A somewhat larger company turned up the next evening to see Vida Blue and the Oakland A’s, the best of the West. Weaver benched both Powell and Brooks Robinson, and Don Baylor and Bobby Grich each hit a single and stole a base in the second inning, giving the home team the lead in its eventual and reassuring 5–1 win. Blue, making only his second start since the end of his long holdout, worked with his customary and delightful coiled-python delivery and looked as quick as ever, if not yet quite fine. He departed after five innings, down by four runs but having thrown only one bad pitch—a high curve that Paul Blair hit way up and way out for a homer. The A’s looked formidable even while losing, and now bear the mysterious but essential demeanor of total confidence that always marks a superior ball team. The Oakland players also bore some other new distinguishing marks—mustaches that the entire team (with the brave exception of infielder Mike Hegan) had sprouted at the behest of owner Finley for a coming Mustache Day promotion at his home park. Bribe, not behest: Finley paid three hundred dollars for each mustache. In the clubhouse, Vida Blue (his own mustache is a barely visible first effort) said that he was unsatisfied with his performance but not entirely surprised. Pitching form is not instantly attainable. Since his holdout and, before that, his sudden celebrity of last summer, Blue has become a guarded, somber, and apparently unhappy young man. His salary dispute did not win much support from his teammates (who also proved that they can win without him), and the famous holdout seems in retrospect an unfortunate affair in which both sides took defensible but conceivably mistaken stands. Yes, Vida brought out many thousands of fans last year, and yes, he was badly underpaid. On the other hand, yes, he had shown only a bare half-season of brilliance in his career so far.
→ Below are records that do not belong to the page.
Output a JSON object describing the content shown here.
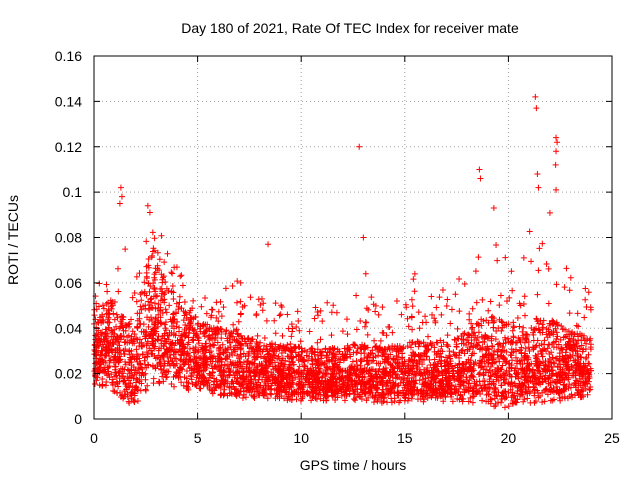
{
  "chart_data": {
    "type": "scatter",
    "title": "Day 180 of 2021, Rate Of TEC Index for receiver mate",
    "xlabel": "GPS time / hours",
    "ylabel": "ROTI / TECUs",
    "xlim": [
      0,
      25
    ],
    "ylim": [
      0,
      0.16
    ],
    "xticks": [
      0,
      5,
      10,
      15,
      20,
      25
    ],
    "xtick_labels": [
      "0",
      "5",
      "10",
      "15",
      "20",
      "25"
    ],
    "yticks": [
      0,
      0.02,
      0.04,
      0.06,
      0.08,
      0.1,
      0.12,
      0.14,
      0.16
    ],
    "ytick_labels": [
      "0",
      "0.02",
      "0.04",
      "0.06",
      "0.08",
      "0.1",
      "0.12",
      "0.14",
      "0.16"
    ],
    "grid": true,
    "marker": "+",
    "series": [
      {
        "name": "ROTI",
        "color": "#ff0000",
        "profile": {
          "description": "approximate envelope of dense scatter (hour, low, median, high)",
          "hours": [
            0,
            0.5,
            1,
            1.5,
            2,
            2.5,
            3,
            3.5,
            4,
            4.5,
            5,
            5.5,
            6,
            6.5,
            7,
            7.5,
            8,
            8.5,
            9,
            9.5,
            10,
            10.5,
            11,
            11.5,
            12,
            12.5,
            13,
            13.5,
            14,
            14.5,
            15,
            15.5,
            16,
            16.5,
            17,
            17.5,
            18,
            18.5,
            19,
            19.5,
            20,
            20.5,
            21,
            21.5,
            22,
            22.5,
            23,
            23.5,
            24
          ],
          "low": [
            0.015,
            0.014,
            0.012,
            0.008,
            0.005,
            0.012,
            0.016,
            0.015,
            0.013,
            0.012,
            0.011,
            0.011,
            0.01,
            0.01,
            0.009,
            0.009,
            0.009,
            0.009,
            0.009,
            0.008,
            0.008,
            0.008,
            0.008,
            0.008,
            0.008,
            0.008,
            0.008,
            0.007,
            0.007,
            0.007,
            0.007,
            0.007,
            0.007,
            0.007,
            0.007,
            0.007,
            0.007,
            0.007,
            0.006,
            0.005,
            0.005,
            0.006,
            0.007,
            0.007,
            0.008,
            0.008,
            0.009,
            0.009,
            0.01
          ],
          "median": [
            0.035,
            0.036,
            0.034,
            0.028,
            0.025,
            0.045,
            0.05,
            0.04,
            0.035,
            0.032,
            0.03,
            0.028,
            0.027,
            0.026,
            0.025,
            0.024,
            0.023,
            0.023,
            0.022,
            0.022,
            0.021,
            0.021,
            0.021,
            0.021,
            0.021,
            0.022,
            0.022,
            0.021,
            0.021,
            0.021,
            0.022,
            0.022,
            0.022,
            0.022,
            0.022,
            0.023,
            0.025,
            0.027,
            0.028,
            0.027,
            0.026,
            0.026,
            0.027,
            0.028,
            0.028,
            0.027,
            0.026,
            0.025,
            0.024
          ],
          "high": [
            0.06,
            0.065,
            0.07,
            0.075,
            0.062,
            0.085,
            0.088,
            0.075,
            0.07,
            0.065,
            0.06,
            0.058,
            0.057,
            0.06,
            0.062,
            0.055,
            0.058,
            0.06,
            0.057,
            0.052,
            0.05,
            0.055,
            0.054,
            0.052,
            0.05,
            0.06,
            0.068,
            0.055,
            0.052,
            0.055,
            0.06,
            0.065,
            0.058,
            0.06,
            0.058,
            0.065,
            0.075,
            0.085,
            0.09,
            0.075,
            0.07,
            0.072,
            0.085,
            0.09,
            0.095,
            0.08,
            0.065,
            0.06,
            0.058
          ]
        },
        "notable_points": [
          {
            "x": 1.3,
            "y": 0.102
          },
          {
            "x": 1.35,
            "y": 0.098
          },
          {
            "x": 1.25,
            "y": 0.095
          },
          {
            "x": 2.6,
            "y": 0.094
          },
          {
            "x": 2.7,
            "y": 0.091
          },
          {
            "x": 12.8,
            "y": 0.12
          },
          {
            "x": 18.6,
            "y": 0.11
          },
          {
            "x": 18.65,
            "y": 0.106
          },
          {
            "x": 19.3,
            "y": 0.093
          },
          {
            "x": 21.3,
            "y": 0.142
          },
          {
            "x": 21.35,
            "y": 0.137
          },
          {
            "x": 21.4,
            "y": 0.108
          },
          {
            "x": 21.45,
            "y": 0.102
          },
          {
            "x": 22.3,
            "y": 0.124
          },
          {
            "x": 22.35,
            "y": 0.122
          },
          {
            "x": 22.3,
            "y": 0.118
          },
          {
            "x": 22.28,
            "y": 0.112
          },
          {
            "x": 22.3,
            "y": 0.101
          },
          {
            "x": 8.4,
            "y": 0.077
          },
          {
            "x": 13.0,
            "y": 0.08
          }
        ]
      }
    ]
  }
}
What was lost, in the end, was a spring-training season in which Blue could have worked on his curve and otherwise directed his shining talents toward the time when he becomes a truly great pitcher—which is a position far more secure than that of a great gate attraction. He has, however, already improved in one respect over last year, for he is visibly larger and even more impressively muscled. I mentioned this to him, and he managed a smile. “I’m just a growin’ boy,” he said.